The Campaign Managers offers budget limits per identifier. In our case it is an IP. Let's create such limit for our discount total.

  1. Create a new campaign.
  2. Click Settings > Budgets > Add limit.
  3. Select Identifier > Discount Total and set it to 20.
Important

It's important to create a new campaign because the limit is set for the whole campaign. Here, we limit the total amount of discount to $20. We want that limit to be reached on the first order so no further discounts will be allowed in this campaign.

To have more campaigns offering discounts, create one or more new campaign.

Creating the rule

Let's create a rule to manage the $20 discount and check the IP:

  1. Click Add condition > Check attribute value.
  2. Select the Total sales (customer profile) attribute and is equal to 0.
  3. Click Add effect > Discount sessions total.
  4. Set Discount name to $20 off.
  5. Set Discount value to 20.
  6. Click Save.

The campaign is ready.

Important

This discount effect impacts the discount total budget that we have created, which limits the amount of discount that can be given per IP. The Rule Engine checks that budget when evaluating the discount effect and expects to find an identifier in the session.

That's why we must ensure that the session includes the identifiers property by the time we close it. Otherwise, the budget cannot be evaluated and the rule will fail even if the conditions are met.
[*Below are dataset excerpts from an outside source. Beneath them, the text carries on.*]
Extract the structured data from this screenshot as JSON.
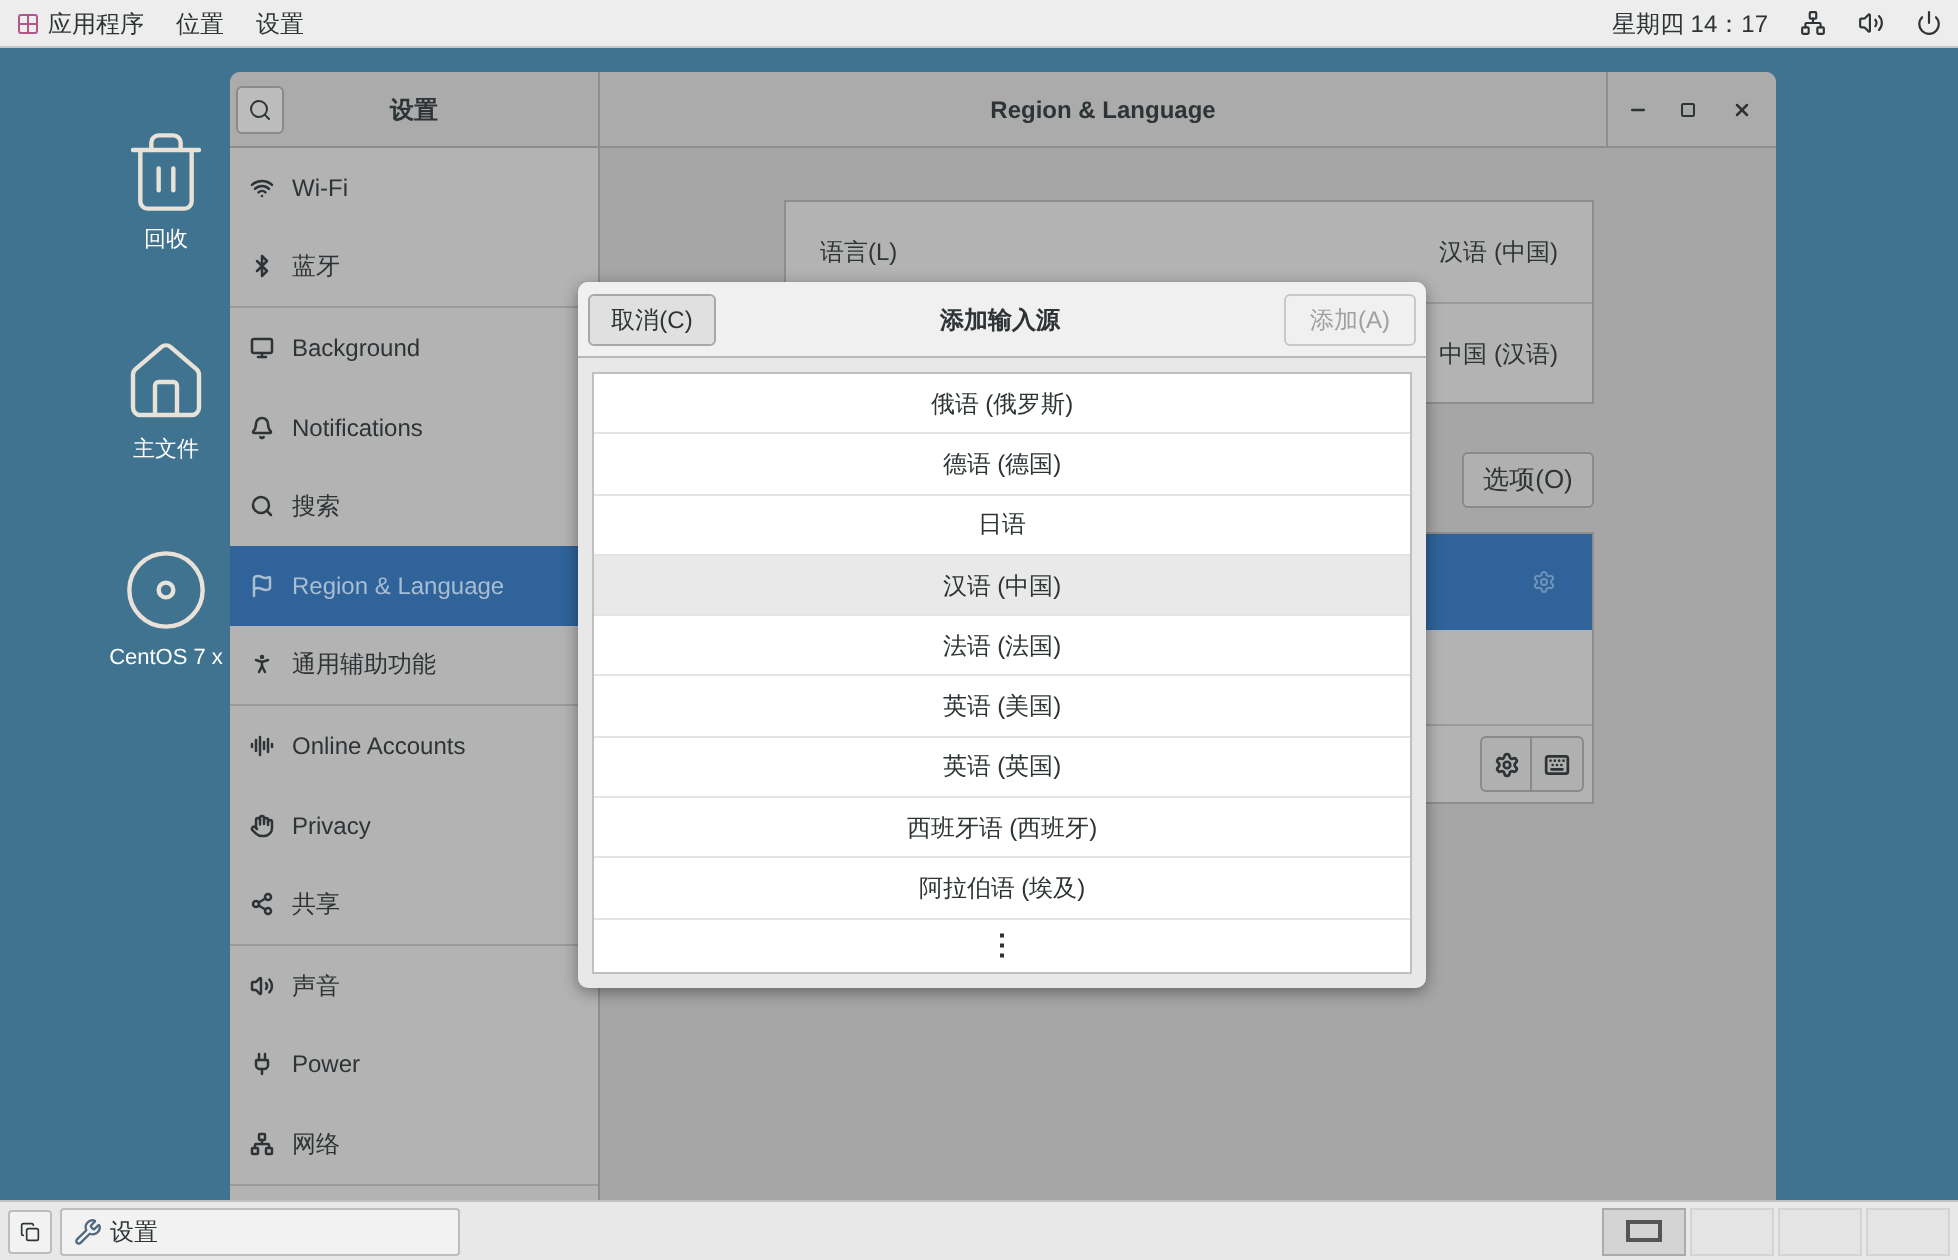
{
  "top_bar": {
    "menus": [
      "应用程序",
      "位置",
      "设置"
    ],
    "clock": "星期四 14：17"
  },
  "desktop_icons": [
    {
      "kind": "trash",
      "label": "回收"
    },
    {
      "kind": "home",
      "label": "主文件"
    },
    {
      "kind": "disc",
      "label": "CentOS 7 x"
    }
  ],
  "settings_window": {
    "sidebar_title": "设置",
    "panel_title": "Region & Language",
    "sidebar_groups": [
      {
        "items": [
          {
            "label": "Wi-Fi",
            "selected": false
          },
          {
            "label": "蓝牙",
            "selected": false
          }
        ]
      },
      {
        "items": [
          {
            "label": "Background",
            "selected": false
          },
          {
            "label": "Notifications",
            "selected": false
          },
          {
            "label": "搜索",
            "selected": false
          },
          {
            "label": "Region & Language",
            "selected": true
          },
          {
            "label": "通用辅助功能",
            "selected": false
          }
        ]
      },
      {
        "items": [
          {
            "label": "Online Accounts",
            "selected": false
          },
          {
            "label": "Privacy",
            "selected": false
          },
          {
            "label": "共享",
            "selected": false
          }
        ]
      },
      {
        "items": [
          {
            "label": "声音",
            "selected": false
          },
          {
            "label": "Power",
            "selected": false
          },
          {
            "label": "网络",
            "selected": false
          }
        ]
      }
    ],
    "language_rows": [
      {
        "label": "语言(L)",
        "value": "汉语 (中国)"
      },
      {
        "value": "中国 (汉语)"
      }
    ],
    "options_button": "选项(O)",
    "input_sources": [
      {
        "selected": true,
        "kind": "configurable"
      },
      {
        "selected": false,
        "kind": "plain"
      }
    ]
  },
  "dialog": {
    "cancel": "取消(C)",
    "title": "添加输入源",
    "add": {
      "label": "添加(A)",
      "disabled": true
    },
    "languages": [
      {
        "label": "俄语 (俄罗斯)",
        "selected": false
      },
      {
        "label": "德语 (德国)",
        "selected": false
      },
      {
        "label": "日语",
        "selected": false
      },
      {
        "label": "汉语 (中国)",
        "selected": true
      },
      {
        "label": "法语 (法国)",
        "selected": false
      },
      {
        "label": "英语 (美国)",
        "selected": false
      },
      {
        "label": "英语 (英国)",
        "selected": false
      },
      {
        "label": "西班牙语 (西班牙)",
        "selected": false
      },
      {
        "label": "阿拉伯语 (埃及)",
        "selected": false
      }
    ],
    "more": "⋮"
  },
  "taskbar": {
    "tasks": [
      {
        "label": "设置"
      }
    ],
    "workspaces": [
      {
        "selected": true
      },
      {
        "selected": false
      },
      {
        "selected": false
      },
      {
        "selected": false
      }
    ]
  }
}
Other ideas to use identifiers

Other examples include passing a hashed version of a credit card number as an identifier. This way, you can prevent cases where 2 different customers try to get a discount when paying with the same credit card.

Other ways to prevent fraud

Identifiers are also helpful in preventing coupon fraud and limiting how many referrals, giveaways and loyalty points can be issued for a single user.

To prevent fraud, we can combine unique identifier budgets with other types of budgets, and we can directly narrow down the scope of our campaign when setting our conditions. For example, we can use geolocation to grant discounts only to customers who are in a specific location.